同志社女子大学・同志社女子中高のルーツというべき京都ホームがスタートして145年。同志社女子大学史料センターでは第25回企画展「スタークウェザーと山本覚馬―創設期における新島襄の同志たち―」を11月19日から開催しています。わたくしも企画展担当者の一員として資料をさがしたり、展示物を選択したり、展示目録の分担執筆をしたりしました。わたくしは、20年ちかく史料センターの仕事にかかわってきました。この仕事にたずさわっていると、いつも時間のたつのをわすれてしまいます。さまざまな史料を通じて大先輩たちとつながることのできる、まさに至福の時間です。そして、いつもおもいます。創設期の人たちもこの山紫水明の京都にあって、朝に夕に、四季折々に、比叡の山や賀茂の流れを、どんな思いでみていたのだろう。きっと、それぞれに日々さまざまな喜怒哀楽を胸に春の桜や秋の紅葉をみていたにちがいないと想像します。今回は、『創設期の同志社』という卒業生の回想を収録した文献の一部分を展示しています。同志社女学校、同志社英学校にまなんだ日々のことを回想し証言する人たちも、きっと「今は昔」を実感していたにちがいないとおもいます。

「今は昔」のパワー

わたくしは、すぎさった日々にもどりたいとはおもいません。しかし、「今は昔」モードにはいるという体験は大切にしたいとおもいます。「今は昔」はある種のパワーをくれます。そのパワーとはどのようなものでしょうか。過去を想起するということは、自分自身に昔をかたりきかせることだとおもうのです。すぎさった日々の体験を素材とする物語をかたりきかせることだとおもうのです。

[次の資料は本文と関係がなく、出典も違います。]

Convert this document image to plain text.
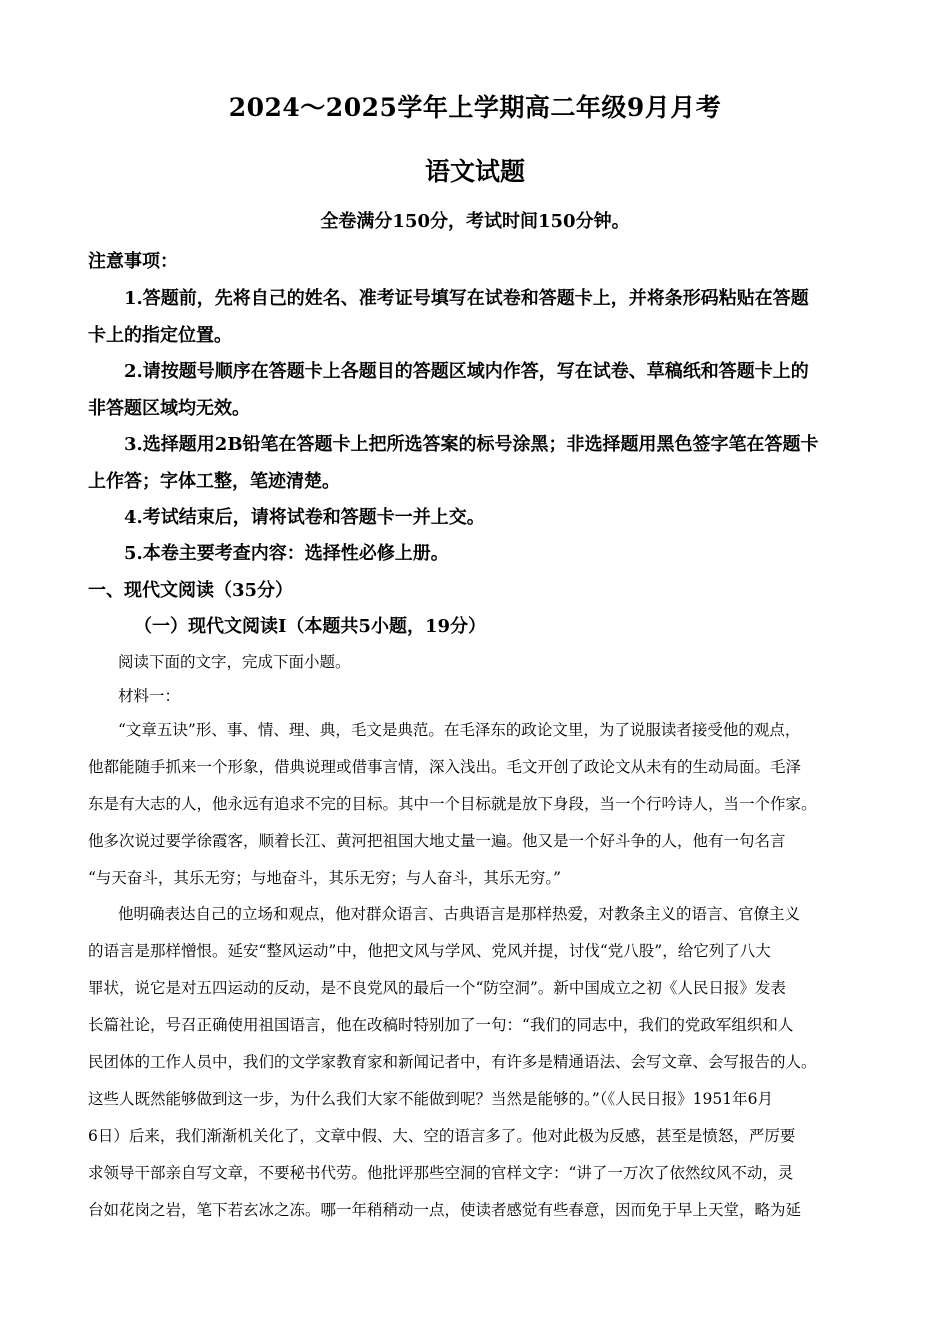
2024～2025学年上学期高二年级9月月考
语文试题
全卷满分150分，考试时间150分钟。
注意事项：
1.答题前，先将自己的姓名、准考证号填写在试卷和答题卡上，并将条形码粘贴在答题
卡上的指定位置。
2.请按题号顺序在答题卡上各题目的答题区域内作答，写在试卷、草稿纸和答题卡上的
非答题区域均无效。
3.选择题用2B铅笔在答题卡上把所选答案的标号涂黑；非选择题用黑色签字笔在答题卡
上作答；字体工整，笔迹清楚。
4.考试结束后，请将试卷和答题卡一并上交。
5.本卷主要考查内容：选择性必修上册。
一、现代文阅读（35分）
（一）现代文阅读Ⅰ（本题共5小题，19分）
阅读下面的文字，完成下面小题。
材料一：
“文章五诀”形、事、情、理、典，毛文是典范。在毛泽东的政论文里，为了说服读者接受他的观点，
他都能随手抓来一个形象，借典说理或借事言情，深入浅出。毛文开创了政论文从未有的生动局面。毛泽
东是有大志的人，他永远有追求不完的目标。其中一个目标就是放下身段，当一个行吟诗人，当一个作家。
他多次说过要学徐霞客，顺着长江、黄河把祖国大地丈量一遍。他又是一个好斗争的人，他有一句名言
“与天奋斗，其乐无穷；与地奋斗，其乐无穷；与人奋斗，其乐无穷。”
他明确表达自己的立场和观点，他对群众语言、古典语言是那样热爱，对教条主义的语言、官僚主义
的语言是那样憎恨。延安“整风运动”中，他把文风与学风、党风并提，讨伐“党八股”，给它列了八大
罪状，说它是对五四运动的反动，是不良党风的最后一个“防空洞”。新中国成立之初《人民日报》发表
长篇社论，号召正确使用祖国语言，他在改稿时特别加了一句：“我们的同志中，我们的党政军组织和人
民团体的工作人员中，我们的文学家教育家和新闻记者中，有许多是精通语法、会写文章、会写报告的人。
这些人既然能够做到这一步，为什么我们大家不能做到呢？当然是能够的。”（《人民日报》1951年6月
6日）后来，我们渐渐机关化了，文章中假、大、空的语言多了。他对此极为反感，甚至是愤怒，严厉要
求领导干部亲自写文章，不要秘书代劳。他批评那些空洞的官样文字：“讲了一万次了依然纹风不动，灵
台如花岗之岩，笔下若玄冰之冻。哪一年稍稍动一点，使读者感觉有些春意，因而免于早上天堂，略为延
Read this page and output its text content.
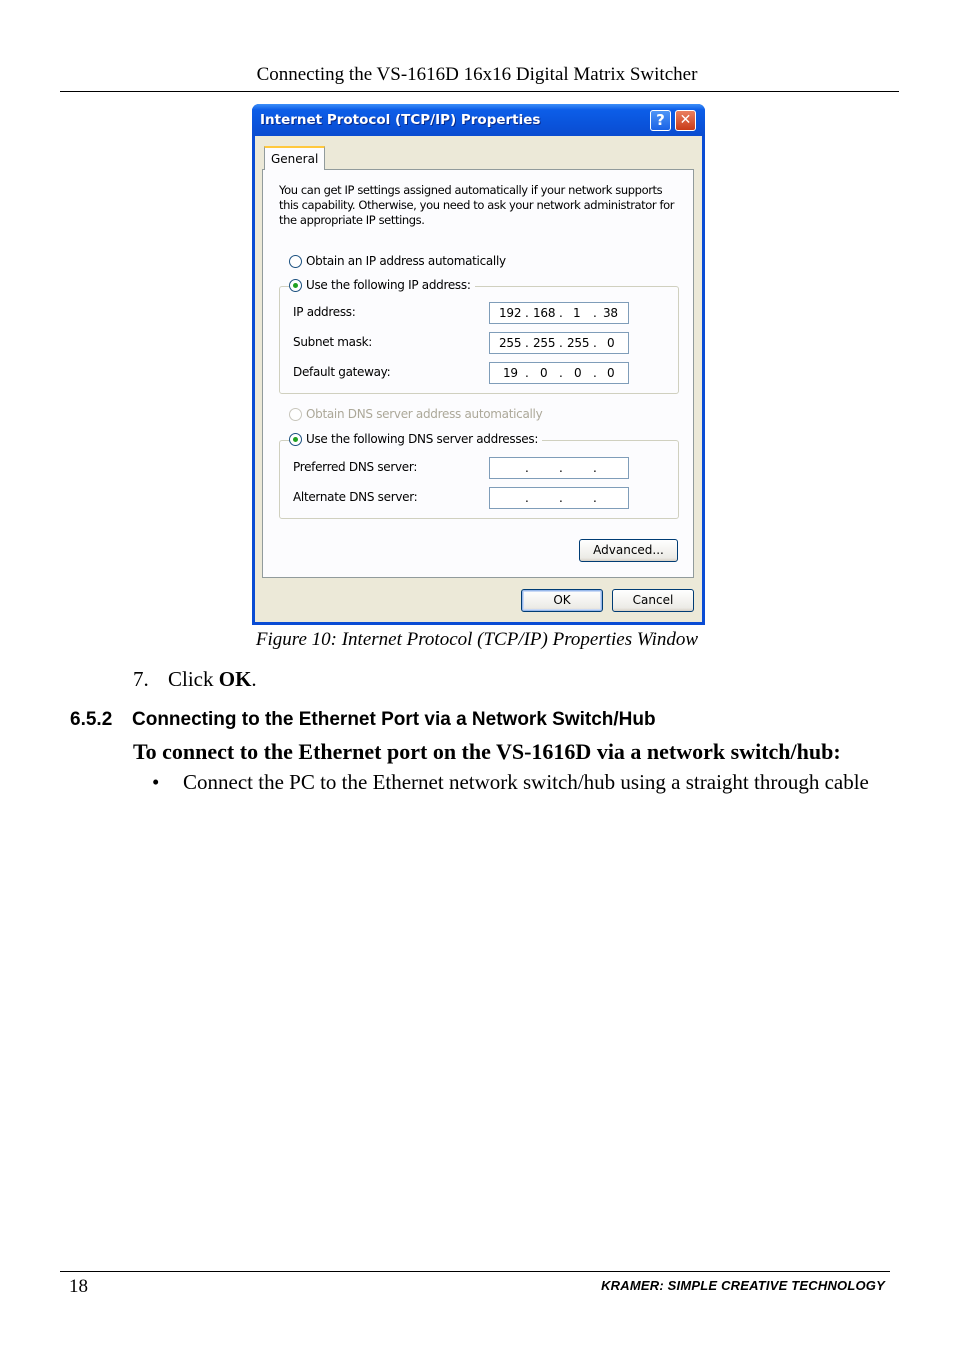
Connecting the VS-1616D 16x16 Digital Matrix Switcher
Internet Protocol (TCP/IP) Properties	?	✕
General
You can get IP settings assigned automatically if your network supports this capability. Otherwise, you need to ask your network administrator for the appropriate IP settings.
Obtain an IP address automatically
Use the following IP address:
IP address:	192 . 168 . 1 . 38
Subnet mask:	255 . 255 . 255 . 0
Default gateway:	19 . 0 . 0 . 0
Obtain DNS server address automatically
Use the following DNS server addresses:
Preferred DNS server:	.	.	.
Alternate DNS server:	.	.	.
Advanced...
OK	Cancel
Figure 10: Internet Protocol (TCP/IP) Properties Window
7. Click OK.
6.5.2 Connecting to the Ethernet Port via a Network Switch/Hub
To connect to the Ethernet port on the VS-1616D via a network switch/hub:
• Connect the PC to the Ethernet network switch/hub using a straight through cable
18	KRAMER: SIMPLE CREATIVE TECHNOLOGY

くる日もくる日も、「さむいな、あついな、しんどいな、いそがしいな」とおもいながらも、「大丈夫だ。あきらめなければ。何とかなる。道はきっとひらける。」と、自分にいいきかせることが、齢をかさねるにつれておおくなってきました。「今は昔」。それは、今のわたくしにとっては、活力の源といっても過言ではありません。人知を超越したおおいなる存在を信じるパワーでもあるのだとおもいます。